How to do "pass-through" knobs on synth with presets?

gatheround

Well-known member
Just wondering if anyone has any tips on programming "pass through" knobs?

After a preset is loaded, the knob position no longer represents the loaded value. pass-through knob behavior means that when the user turns the knob, it isn't updated until it "passes through" the loaded value and then the knob becomes live.

Sounds pretty simple, but it's baking my noodle thinking about how this might get programmed.
 
Something like this?
C++:
float getval(int channel) { return 0.5f;}

class Knob
{
    enum {below,above,track} state;
    int channel;
    float physicalValue;
    float returnedValue;
  public:
    Knob(int ch) : state(track) { channel = ch; }
    void loadPreset(float value)
    {
        returnedValue = value;
        if (value < physicalValue)
            state = below;
        else if (value > physicalValue)
            state = above;
    }
 
    float getValue(void)
    {
        physicalValue = getval(channel); // get actual knob position
        switch(state)
        {
            case below: // preset value was < knob
                if (physicalValue <= returnedValue)
                    state = track;
                break;                
             
            case above: // preset value was > knob
                if (physicalValue >= returnedValue)
                    state = track;
                break;                
             
            default:
                break;
        }
        if (track == state)
            returnedValue = physicalValue;
         
        return returnedValue;        
    }
};


Knob knob1(A0);
Knob slider1(A3);
Change the getval(channel) to access your physical hardware. When you load a preset, load its values to your controls, e.g. knob1.loadPreset(0.75); Turning the knob shouldn't affect the result of knob1.getvalue() until it physically passes 0.75 in whichever direction that is.

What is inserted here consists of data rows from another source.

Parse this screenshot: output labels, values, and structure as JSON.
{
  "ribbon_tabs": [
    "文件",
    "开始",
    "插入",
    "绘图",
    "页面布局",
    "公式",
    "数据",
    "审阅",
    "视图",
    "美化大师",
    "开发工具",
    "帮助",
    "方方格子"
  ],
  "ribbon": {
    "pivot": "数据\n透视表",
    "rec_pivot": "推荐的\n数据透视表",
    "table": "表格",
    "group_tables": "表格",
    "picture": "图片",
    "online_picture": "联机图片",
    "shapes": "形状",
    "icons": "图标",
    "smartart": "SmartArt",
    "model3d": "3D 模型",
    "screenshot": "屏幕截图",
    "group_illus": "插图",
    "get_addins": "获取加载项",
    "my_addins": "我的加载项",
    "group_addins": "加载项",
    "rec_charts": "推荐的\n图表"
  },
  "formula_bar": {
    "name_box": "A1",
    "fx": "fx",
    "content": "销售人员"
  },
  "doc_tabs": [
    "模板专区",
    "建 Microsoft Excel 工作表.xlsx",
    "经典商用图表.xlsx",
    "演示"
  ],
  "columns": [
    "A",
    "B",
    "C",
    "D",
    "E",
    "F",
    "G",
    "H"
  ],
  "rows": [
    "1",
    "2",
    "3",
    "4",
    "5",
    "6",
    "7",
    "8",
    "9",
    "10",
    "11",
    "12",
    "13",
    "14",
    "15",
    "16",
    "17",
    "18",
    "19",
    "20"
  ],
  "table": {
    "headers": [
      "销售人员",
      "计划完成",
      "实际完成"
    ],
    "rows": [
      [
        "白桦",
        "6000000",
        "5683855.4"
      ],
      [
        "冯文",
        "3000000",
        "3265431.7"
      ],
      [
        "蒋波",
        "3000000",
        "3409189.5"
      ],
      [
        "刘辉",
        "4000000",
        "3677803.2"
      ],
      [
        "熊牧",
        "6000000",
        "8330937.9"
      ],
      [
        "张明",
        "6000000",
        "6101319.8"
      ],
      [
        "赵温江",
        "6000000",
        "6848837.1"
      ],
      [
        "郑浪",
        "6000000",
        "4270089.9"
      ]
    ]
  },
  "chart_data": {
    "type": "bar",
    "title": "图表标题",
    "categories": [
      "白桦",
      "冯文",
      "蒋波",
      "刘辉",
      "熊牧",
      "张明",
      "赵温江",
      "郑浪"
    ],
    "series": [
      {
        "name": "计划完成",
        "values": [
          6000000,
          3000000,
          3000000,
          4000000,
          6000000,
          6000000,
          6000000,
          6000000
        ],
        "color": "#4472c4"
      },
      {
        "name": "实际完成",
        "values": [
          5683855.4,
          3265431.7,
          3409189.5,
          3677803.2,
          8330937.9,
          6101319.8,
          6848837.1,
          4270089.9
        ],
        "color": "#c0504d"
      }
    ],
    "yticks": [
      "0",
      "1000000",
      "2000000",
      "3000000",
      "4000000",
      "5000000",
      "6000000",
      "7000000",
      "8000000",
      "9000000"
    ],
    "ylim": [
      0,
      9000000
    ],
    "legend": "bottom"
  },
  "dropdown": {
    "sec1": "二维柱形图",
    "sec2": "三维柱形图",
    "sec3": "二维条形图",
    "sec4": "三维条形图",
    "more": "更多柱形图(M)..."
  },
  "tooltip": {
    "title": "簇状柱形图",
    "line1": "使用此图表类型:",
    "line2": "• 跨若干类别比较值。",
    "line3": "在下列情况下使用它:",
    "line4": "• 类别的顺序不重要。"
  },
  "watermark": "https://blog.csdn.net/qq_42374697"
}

DISCLAIMER: I've written code like this, but not tested this actual class! Even if debugged, there are lots of improvements you could make, like abstracting the source of the physical control to analogue, MIDI etc.

EDITED: initialise state to track
 
Last edited:
The Responsive Analog library can help with this. It has an knob.hasChanged() method (taking knob as the object) and in there you can check if you have a preset loaded and if the value of the knob has reached the value of the preset, only then affect the parameter with the new value. This is cool because will only do the checking when the knob changes, if using the standard analogRead, when the knob is beyond the preset value will automatically update the parameter to that value.

C++:
knob.update();

if(knob.hasChanged())
{
  int aux = knob.getValue();
  if(presetLoaded)
  {
    if(parameterValue >= aux)
      parameterValue = aux;
  }
  else
  {
    parameterValue = aux;
  }
}

Something like that (quick and dirty coding to show the idea). When the library detects the knob changes reads the knob value and checks if you're in presetMode or not. If not, apply the knob value to the parameter. If you're in preset mode checks if the value of the knob is greater or equal to the parameter value and applies it only when that condition is true.

You might want to cast to float to apply it to an audio object parameter.
 
You would normally want to be able to pass the preset value in both directions (if increasing the knob, where the preset value is higher than currently; and if decreasing the knob, where the preset value is lower than currently).